Комбинация соскользнула с плеч. Я видел, как дрожит её тело – от холода, от унижения, от ужаса происходящего. Лифчик был таким же простым, как и остальное бельё. Белый, без украшений. Она расстегнула его сзади, на мгновение прижала к груди, потом опустила руки.
Я смотрел на неё с тем самым вниманием, с каким человек впервые рассматривает неведомую диковину – в её обнажённости не было эротики, только тотальная беспомощность и стыд. Грудь Дарьи была бледной, почти прозрачной в тусклом дачном свете, а соски мгновенно сжались от холода, став темнее и резче; они дрожали в такт её рыданиям, что придавало ей какой-то зловещий налёт невинности. Она попыталась прикрыться ладонями, но я лишь покачал головой – этот жест был для меня особенно важен, потому что даже сейчас она цеплялась за остатки достоинства, инстинктивно защищая себя от взгляда.
На секунду она застыла, словно не знала, что делать дальше: то ли снова бороться с унижением, то ли сдаться окончательно. В её глазах блестели слёзы, по щекам текли тонкие ручейки соли. Она всё-таки медленно опустила руки обратно к груди – неторопливо и механически, будто исполняла указанный ей кем-то ритуал.
– Руки вниз. И продолжай.
Чулки она снимала, присев на край дивана. Аккуратно отстегнула от пояса, скатала вниз. Движения были странно бытовыми, обычными – так она, наверное, раздевалась каждый вечер дома. Только теперь это происходило под моим взглядом, превращая рутину в пытку.

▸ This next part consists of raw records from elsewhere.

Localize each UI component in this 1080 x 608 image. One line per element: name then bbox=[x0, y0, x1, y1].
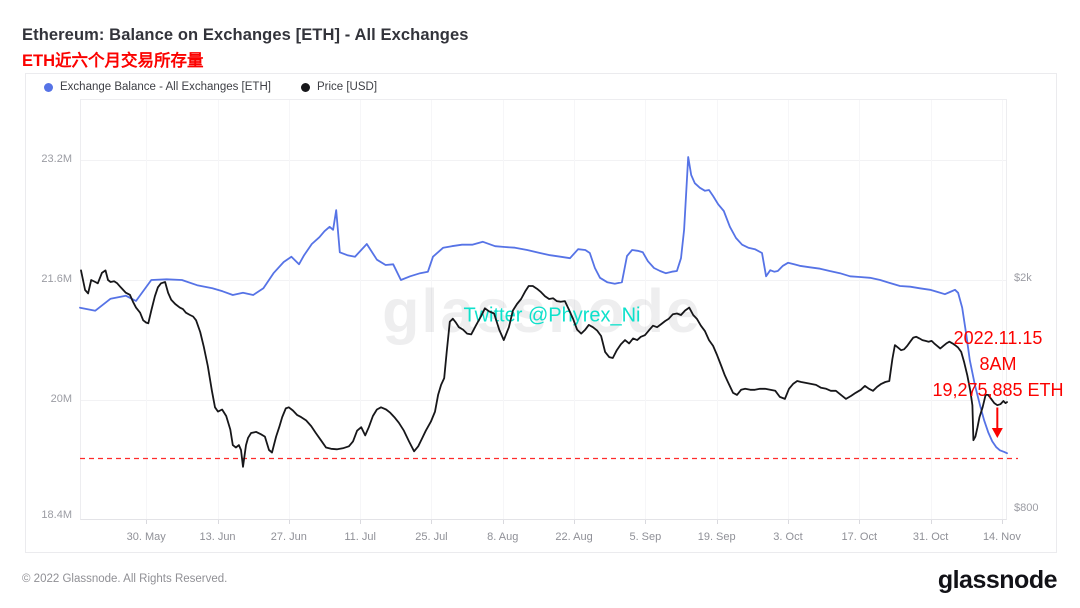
legend-item-price[interactable]: Price [USD] bbox=[300, 81, 378, 93]
annotation-label: 2022.11.15 8AM 19,275,885 ETH bbox=[932, 325, 1063, 403]
x-axis-tick bbox=[502, 520, 504, 524]
copyright-text: © 2022 Glassnode. All Rights Reserved. bbox=[22, 573, 228, 585]
x-axis-label: 30. May bbox=[126, 531, 166, 543]
annotation-arrow-head-icon bbox=[991, 428, 1003, 438]
x-axis-label: 17. Oct bbox=[841, 531, 878, 543]
x-axis-tick bbox=[288, 520, 290, 524]
annotation-date: 2022.11.15 bbox=[953, 328, 1043, 348]
twitter-credit-overlay: Twitter @Phyrex_Ni bbox=[463, 304, 641, 327]
x-axis-tick bbox=[787, 520, 789, 524]
v-gridline bbox=[574, 100, 576, 519]
v-gridline bbox=[288, 100, 290, 519]
plot-area[interactable] bbox=[80, 99, 1007, 520]
x-axis-tick bbox=[431, 520, 433, 524]
x-axis-label: 31. Oct bbox=[912, 531, 949, 543]
x-axis-tick bbox=[859, 520, 861, 524]
x-axis-tick bbox=[930, 520, 932, 524]
x-axis-label: 25. Jul bbox=[415, 531, 448, 543]
page-subtitle-chinese: ETH近六个月交易所存量 bbox=[22, 52, 204, 70]
y-axis-label-left: 18.4M bbox=[41, 509, 72, 521]
balance-line-series bbox=[79, 156, 1008, 455]
x-axis-tick bbox=[217, 520, 219, 524]
chart-legend: Exchange Balance - All Exchanges [ETH] P… bbox=[44, 81, 377, 93]
v-gridline bbox=[360, 100, 362, 519]
legend-swatch-price-icon bbox=[300, 82, 310, 92]
v-gridline bbox=[930, 100, 932, 519]
legend-label-balance: Exchange Balance - All Exchanges [ETH] bbox=[60, 81, 271, 93]
glassnode-logo[interactable]: glassnode bbox=[937, 566, 1058, 594]
v-gridline bbox=[859, 100, 861, 519]
x-axis-tick bbox=[716, 520, 718, 524]
x-axis-label: 11. Jul bbox=[344, 531, 376, 543]
price-line-series bbox=[80, 269, 1008, 468]
x-axis-label: 19. Sep bbox=[697, 531, 736, 543]
annotation-value: 19,275,885 ETH bbox=[932, 380, 1064, 400]
v-gridline bbox=[146, 100, 148, 519]
v-gridline bbox=[502, 100, 504, 519]
v-gridline bbox=[787, 100, 789, 519]
x-axis-label: 22. Aug bbox=[555, 531, 593, 543]
x-axis-label: 13. Jun bbox=[199, 531, 236, 543]
x-axis-tick bbox=[1001, 520, 1003, 524]
v-gridline bbox=[645, 100, 647, 519]
y-axis-label-right: $800 bbox=[1014, 502, 1039, 514]
x-axis-tick bbox=[574, 520, 576, 524]
x-axis-tick bbox=[360, 520, 362, 524]
legend-label-price: Price [USD] bbox=[316, 81, 378, 93]
h-gridline bbox=[81, 160, 1006, 161]
x-axis-label: 14. Nov bbox=[982, 531, 1021, 543]
v-gridline bbox=[1001, 100, 1003, 519]
legend-swatch-balance-icon bbox=[44, 82, 53, 92]
x-axis-label: 8. Aug bbox=[487, 531, 519, 543]
legend-item-exchange-balance[interactable]: Exchange Balance - All Exchanges [ETH] bbox=[44, 81, 271, 93]
annotation-time: 8AM bbox=[979, 354, 1017, 374]
v-gridline bbox=[217, 100, 219, 519]
y-axis-label-left: 23.2M bbox=[41, 153, 72, 165]
y-axis-label-left: 21.6M bbox=[41, 273, 72, 285]
x-axis-tick bbox=[645, 520, 647, 524]
v-gridline bbox=[716, 100, 718, 519]
x-axis-label: 3. Oct bbox=[773, 531, 803, 543]
x-axis-tick bbox=[146, 520, 148, 524]
h-gridline bbox=[81, 280, 1006, 281]
y-axis-label-right: $2k bbox=[1014, 272, 1032, 284]
y-axis-label-left: 20M bbox=[50, 393, 72, 405]
h-gridline bbox=[81, 400, 1006, 401]
page-title: Ethereum: Balance on Exchanges [ETH] - A… bbox=[22, 26, 469, 44]
x-axis-label: 5. Sep bbox=[629, 531, 662, 543]
chart-canvas bbox=[79, 156, 1018, 468]
v-gridline bbox=[431, 100, 433, 519]
x-axis-label: 27. Jun bbox=[270, 531, 307, 543]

Осталось только нижнее бельё. Она встала, пошатнулась, ухватилась за спинку дивана. Посмотрела на меня в последний раз – в её глазах были мольба, ненависть, отчаяние.
Потом закрыла глаза и, рыдая, стягивала с себя трусики.
Теперь она стояла передо мной полностью обнажённая. Инстинктивно сгорбилась, пытаясь стать меньше, незаметнее. Одна рука прикрывала грудь, другая – низ живота. Всё её тело сотрясали рыдания.
– Опусти руки, – приказал я.
– Пожалуйста… – её голос был едва слышен.
– Руки вниз.
Она подчинилась. Встала прямо, руки безвольно повисли вдоль тела. Я обошёл её по кругу, рассматривая. В реальности она выглядела старше, уязвимее, чем на фотографиях. Кожа покрылась мурашками, на бёдрах были едва заметные растяжки. Обычное женское тело, ничего особенного. Но власть над ним пьянила.
Половицы скрипели под моими шагами. За окном сгущались сумерки, превращая комнату в подобие театральной сцены. Она стояла в центре, освещённая тусклой лампой, как актриса в спектакле, который никто не должен был увидеть.
– Ты доволен? – спросила она сквозь слёзы. – Это то, чего ты хотел? Унизить меня?